The gap had moved; had changed place and form, though for a time the air was still with one of those breathless, suffocating pauses, when the dust above seems to sink on the dust below, and fill one's very lungs. And now the gap was back again, as it had been before. But it had left something clinging for a second to the wall like a limpet: the next astride it safely.
"Reach me over my rifle, Smith," said the doctor, briefly; "there's a brute trying to sniggle along the wall; must have come up that tree in your garden. Wish I'd taken Dering's advice and cut it down. Thanks! I don't want to take my eye off him, for fear he means to drop into a section. I'll shoot, if that seems his game; if not, I'll wait till he comes closer."
He leant over the parapet, waiting. Just below him, the inner wall of the gate against which the stair clung, and which was prolonged into the turret where Muriel and the child were sheltering, joined the circular outside wall of the gaol. The man, thought Dr. Dillon, trusting to their being occupied in front, must be trying to steal a march on them, slip down the stair, and take them in the rear. There was plenty of time to prevent that, however.
Muriel Smith, roused by the sound of Vincent's name from the sort of lethargy into which she had fallen,--since she was not wanted either by her husband or the doctor,--rose to her knees and peered over the parapet cautiously.

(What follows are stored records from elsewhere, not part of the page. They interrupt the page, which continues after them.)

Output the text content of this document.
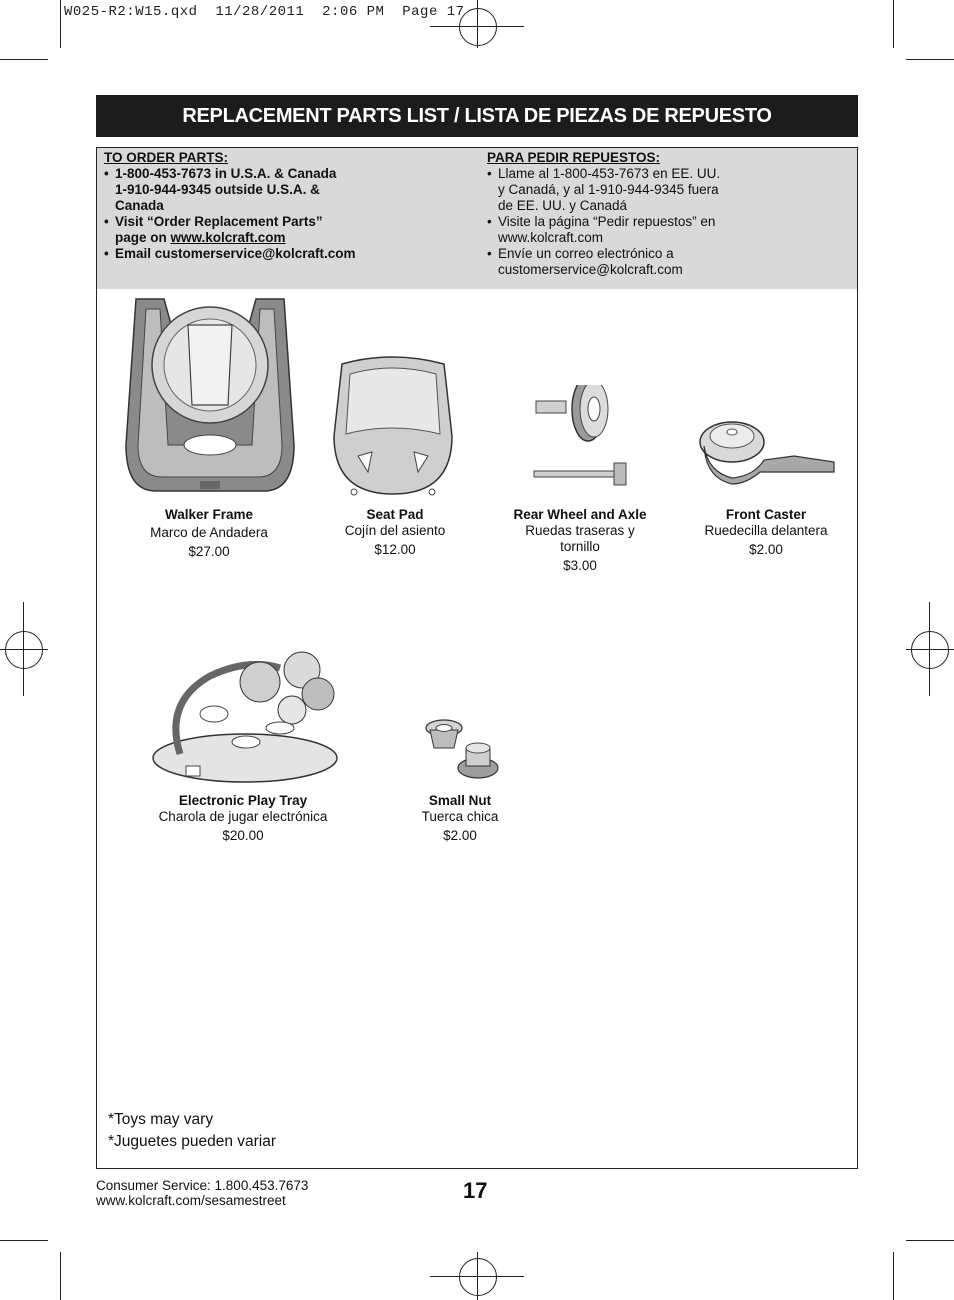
W025-R2:W15.qxd  11/28/2011  2:06 PM  Page 17
REPLACEMENT PARTS LIST / LISTA DE PIEZAS DE REPUESTO
TO ORDER PARTS:
• 1-800-453-7673 in U.S.A. & Canada
1-910-944-9345 outside U.S.A. &
Canada
• Visit “Order Replacement Parts”
page on www.kolcraft.com
• Email customerservice@kolcraft.com
PARA PEDIR REPUESTOS:
• Llame al 1-800-453-7673 en EE. UU.
y Canadá, y al 1-910-944-9345 fuera
de EE. UU. y Canadá
• Visite la página “Pedir repuestos” en
www.kolcraft.com
• Envíe un correo electrónico a
customerservice@kolcraft.com
Walker Frame
Marco de Andadera
$27.00
Seat Pad
Cojín del asiento
$12.00
Rear Wheel and Axle
Ruedas traseras y
tornillo
$3.00
Front Caster
Ruedecilla delantera
$2.00
Electronic Play Tray
Charola de jugar electrónica
$20.00
Small Nut
Tuerca chica
$2.00
*Toys may vary
*Juguetes pueden variar
Consumer Service: 1.800.453.7673
www.kolcraft.com/sesamestreet	17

"From the tree in the garden," she said, dreamily. "Yes! I remember. You said it couldn't be done, and I said no one would ever want to do it, and he said he could--" she paused, and gave a little cry--"It is Vincent himself!" she gasped; "don't shoot, doctor! It's Vincent! I know it! I feel it! I knew he would come, if he could! Vincent! Vincent!"
"What's up?" asked Eugene, still firing steadily at all that was to be seen.